Entonces ella sí lo miró. Elevó los ojos apenas por encima del borde de las páginas, con ese gesto de quien aún no decide si va a hablar desde la preocupación o desde el reproche.
—¿Dónde estabas?
Tomás no respondió de inmediato. Se quitó el abrigo con lentitud, colgándolo en el perchero de la entrada.
—Fui a visitar a mamá —dijo finalmente, con voz baja.
Amelie cerró el libro con lentitud, marcando la página con un recibo arrugado.
—Estás pasando demasiados días fuera. Si no es el colegio, es ese trabajo. Y ahora… desapareces también en tus días libres.
—Lo siento —respondió él, sin excusas ni evasivas—. En el restaurante necesitan ayuda. No es algo permanente. Solo intento… ayudar.
Amelie se levantó, dejó el libro sobre el sofá y se acercó a él con pasos suaves pero firmes.

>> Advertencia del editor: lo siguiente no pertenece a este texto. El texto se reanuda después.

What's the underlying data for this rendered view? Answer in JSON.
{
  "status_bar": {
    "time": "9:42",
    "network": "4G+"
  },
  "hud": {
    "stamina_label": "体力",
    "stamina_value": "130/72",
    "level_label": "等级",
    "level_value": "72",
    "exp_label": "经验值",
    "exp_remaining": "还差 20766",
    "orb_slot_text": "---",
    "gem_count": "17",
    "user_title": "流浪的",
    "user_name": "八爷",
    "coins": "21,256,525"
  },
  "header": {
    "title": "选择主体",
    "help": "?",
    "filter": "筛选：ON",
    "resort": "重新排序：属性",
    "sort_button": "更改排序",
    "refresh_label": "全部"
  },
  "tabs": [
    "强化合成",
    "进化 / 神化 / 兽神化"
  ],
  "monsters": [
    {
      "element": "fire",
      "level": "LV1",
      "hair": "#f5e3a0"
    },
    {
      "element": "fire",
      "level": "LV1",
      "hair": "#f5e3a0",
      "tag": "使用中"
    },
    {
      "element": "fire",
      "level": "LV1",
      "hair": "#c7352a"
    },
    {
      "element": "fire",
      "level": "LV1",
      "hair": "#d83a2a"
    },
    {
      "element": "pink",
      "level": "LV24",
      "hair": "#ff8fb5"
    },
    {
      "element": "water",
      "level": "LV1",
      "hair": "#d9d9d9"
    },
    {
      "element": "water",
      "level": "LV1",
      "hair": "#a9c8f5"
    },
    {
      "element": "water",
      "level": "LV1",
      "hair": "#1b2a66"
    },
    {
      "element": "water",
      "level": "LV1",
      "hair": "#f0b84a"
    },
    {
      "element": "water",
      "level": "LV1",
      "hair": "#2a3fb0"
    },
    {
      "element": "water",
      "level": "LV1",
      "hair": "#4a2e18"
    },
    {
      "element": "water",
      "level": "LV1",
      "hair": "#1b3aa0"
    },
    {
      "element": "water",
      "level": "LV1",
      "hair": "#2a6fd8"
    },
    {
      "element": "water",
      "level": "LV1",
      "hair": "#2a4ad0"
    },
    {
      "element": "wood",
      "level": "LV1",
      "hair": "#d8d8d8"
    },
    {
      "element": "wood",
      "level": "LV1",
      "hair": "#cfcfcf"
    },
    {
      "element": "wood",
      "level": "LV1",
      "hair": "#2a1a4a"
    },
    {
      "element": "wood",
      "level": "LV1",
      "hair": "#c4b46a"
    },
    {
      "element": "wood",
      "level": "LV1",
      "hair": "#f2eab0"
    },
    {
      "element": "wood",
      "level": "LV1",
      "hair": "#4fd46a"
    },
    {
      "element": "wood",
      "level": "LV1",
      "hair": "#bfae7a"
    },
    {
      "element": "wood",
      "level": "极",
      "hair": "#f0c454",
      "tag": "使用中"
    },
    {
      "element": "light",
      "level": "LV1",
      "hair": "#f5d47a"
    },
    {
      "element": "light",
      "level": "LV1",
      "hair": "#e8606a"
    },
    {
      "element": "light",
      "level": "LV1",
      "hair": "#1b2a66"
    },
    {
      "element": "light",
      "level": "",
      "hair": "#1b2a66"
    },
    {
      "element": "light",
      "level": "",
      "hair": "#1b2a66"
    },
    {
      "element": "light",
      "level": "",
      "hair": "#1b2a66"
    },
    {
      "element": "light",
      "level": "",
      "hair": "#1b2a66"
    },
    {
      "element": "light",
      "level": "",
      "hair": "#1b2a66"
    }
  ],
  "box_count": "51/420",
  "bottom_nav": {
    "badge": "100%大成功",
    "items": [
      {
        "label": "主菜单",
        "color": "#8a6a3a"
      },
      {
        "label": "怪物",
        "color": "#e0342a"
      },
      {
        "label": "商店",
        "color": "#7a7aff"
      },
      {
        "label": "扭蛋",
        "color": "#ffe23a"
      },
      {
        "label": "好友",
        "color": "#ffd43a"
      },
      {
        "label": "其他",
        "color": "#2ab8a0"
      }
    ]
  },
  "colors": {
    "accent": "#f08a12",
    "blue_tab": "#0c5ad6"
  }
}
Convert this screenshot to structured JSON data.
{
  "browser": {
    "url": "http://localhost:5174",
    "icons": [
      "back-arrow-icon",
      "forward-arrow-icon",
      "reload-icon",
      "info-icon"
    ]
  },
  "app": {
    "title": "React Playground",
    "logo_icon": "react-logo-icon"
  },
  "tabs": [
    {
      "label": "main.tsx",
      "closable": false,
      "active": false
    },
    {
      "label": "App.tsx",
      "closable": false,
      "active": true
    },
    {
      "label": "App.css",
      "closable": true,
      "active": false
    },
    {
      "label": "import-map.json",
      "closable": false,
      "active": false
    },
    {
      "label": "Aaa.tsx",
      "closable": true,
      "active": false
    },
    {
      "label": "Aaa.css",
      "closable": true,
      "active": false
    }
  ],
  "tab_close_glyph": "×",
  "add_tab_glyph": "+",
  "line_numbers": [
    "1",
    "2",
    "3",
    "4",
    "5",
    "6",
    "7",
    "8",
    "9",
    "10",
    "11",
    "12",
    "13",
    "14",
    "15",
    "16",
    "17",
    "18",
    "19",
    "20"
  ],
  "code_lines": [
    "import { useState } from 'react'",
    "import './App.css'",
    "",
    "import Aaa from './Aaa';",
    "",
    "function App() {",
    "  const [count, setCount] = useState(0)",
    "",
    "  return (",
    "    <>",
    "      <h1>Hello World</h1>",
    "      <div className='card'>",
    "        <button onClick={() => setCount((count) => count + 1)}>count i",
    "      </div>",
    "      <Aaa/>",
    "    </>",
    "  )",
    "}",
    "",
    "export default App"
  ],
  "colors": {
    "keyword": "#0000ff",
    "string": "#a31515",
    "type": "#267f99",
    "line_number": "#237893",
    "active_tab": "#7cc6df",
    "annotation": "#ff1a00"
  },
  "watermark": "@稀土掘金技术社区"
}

—Tú no tienes que ayudar a nadie, Tomás. —Su tono no era hostil, pero sí seco, duro como piedra—. Tú deberías estar estudiando, descansando… no jugando a ser adulto antes de tiempo.
Tomás bajó la mirada. No quería discutir. No hoy.
—Lo sé… —dijo simplemente, y sin más, se dirigió a la cocina.
Calentó la comida que había dejado preparada antes de salir, moviéndose con la rutina ya aprendida de quien conoce cada rincón de la cocina como una coreografía. No preguntó si ella la quería. No hacía falta. A veces, simplemente había que hacer las cosas.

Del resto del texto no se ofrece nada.